TinyML is being deployed in waters around Seattle and Vancouver to reduce the risk of whale attacks in* busy shipping lanes. Arrays of sensors with embedded machine learning perform continuous, real-time monitoring and send alerts to ships when whales are in their vicinity.
Outlook
So while conventional machine learning is evolving toward more complex and resource-intensive systems, tinyML is filling a growing need at the other -smaller- end of the spectrum. Importantly, it does so in a sustainable way - with low latency, low power, and minimal connectivity requirements. As a result, you get a variety of low-cost, easy-to-use intelligent applications.

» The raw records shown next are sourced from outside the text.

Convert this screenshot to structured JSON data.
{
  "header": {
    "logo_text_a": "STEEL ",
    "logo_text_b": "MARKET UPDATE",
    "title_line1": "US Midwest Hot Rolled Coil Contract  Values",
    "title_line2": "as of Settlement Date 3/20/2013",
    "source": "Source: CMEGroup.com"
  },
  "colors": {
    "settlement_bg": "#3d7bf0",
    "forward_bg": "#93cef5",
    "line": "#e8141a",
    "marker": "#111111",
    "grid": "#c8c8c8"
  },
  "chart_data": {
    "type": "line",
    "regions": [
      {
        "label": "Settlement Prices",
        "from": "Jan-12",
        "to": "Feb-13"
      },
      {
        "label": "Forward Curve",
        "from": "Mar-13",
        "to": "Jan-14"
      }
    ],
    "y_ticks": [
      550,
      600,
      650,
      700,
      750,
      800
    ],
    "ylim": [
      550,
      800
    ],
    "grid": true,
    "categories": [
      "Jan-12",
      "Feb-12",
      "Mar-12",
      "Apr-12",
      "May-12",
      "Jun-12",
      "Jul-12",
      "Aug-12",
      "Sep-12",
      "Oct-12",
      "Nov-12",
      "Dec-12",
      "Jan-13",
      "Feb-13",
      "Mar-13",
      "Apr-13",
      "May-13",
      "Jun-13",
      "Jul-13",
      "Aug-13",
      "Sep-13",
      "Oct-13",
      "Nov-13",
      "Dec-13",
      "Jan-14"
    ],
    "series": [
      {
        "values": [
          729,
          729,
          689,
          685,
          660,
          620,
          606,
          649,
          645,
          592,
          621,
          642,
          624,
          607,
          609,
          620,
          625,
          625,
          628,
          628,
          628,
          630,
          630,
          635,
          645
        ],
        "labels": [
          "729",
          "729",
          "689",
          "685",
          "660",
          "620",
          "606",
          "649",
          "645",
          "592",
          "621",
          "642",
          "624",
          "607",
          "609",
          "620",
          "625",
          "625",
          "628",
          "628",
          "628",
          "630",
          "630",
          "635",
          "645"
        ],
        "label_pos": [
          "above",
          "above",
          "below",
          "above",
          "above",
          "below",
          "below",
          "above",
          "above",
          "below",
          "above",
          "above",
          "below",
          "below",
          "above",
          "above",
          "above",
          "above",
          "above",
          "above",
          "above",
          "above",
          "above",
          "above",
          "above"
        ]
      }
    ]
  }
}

Like many other trends, tinyML has some famous advocates:
Harvard Associate Professor Vijay Janapa Reddi, a leading researcher and practitioner in tinyML, believes that tinyML will become deeply embedded in everyday life in the coming years and is, therefore, a real opportunity for anyone who wants to learn about it and get involved.
Also excited is Pete Warden, former Google research engineer and technical lead of TensorFlow Lite, a software framework for implementing tinyML models. Warden believes that tinyML will impact almost every industry in the future such as retail, healthcare, agriculture, fitness, and manufacturing. The following statement from him is interesting:
“It’s obvious that there is a huge untapped market waiting to be tapped with the right technology. We need something that works with cheap microcontrollers, uses very little energy, is based on computation rather than radio, and can turn all our wasted sensor data into something useful. That’s the gap that machine learning, especially Deep Learning, is filling.”
It’s exciting to keep track of where AI - applications are headed and what other possibilities it offers. However, it is already safe to say that intelligent microcontrollers (tinyML) have set the sights of AI research on more resource-efficient - and therefore environmentally friendly - solutions. If the result is simple solutions that are affordable for everyone, we have already gained a lot.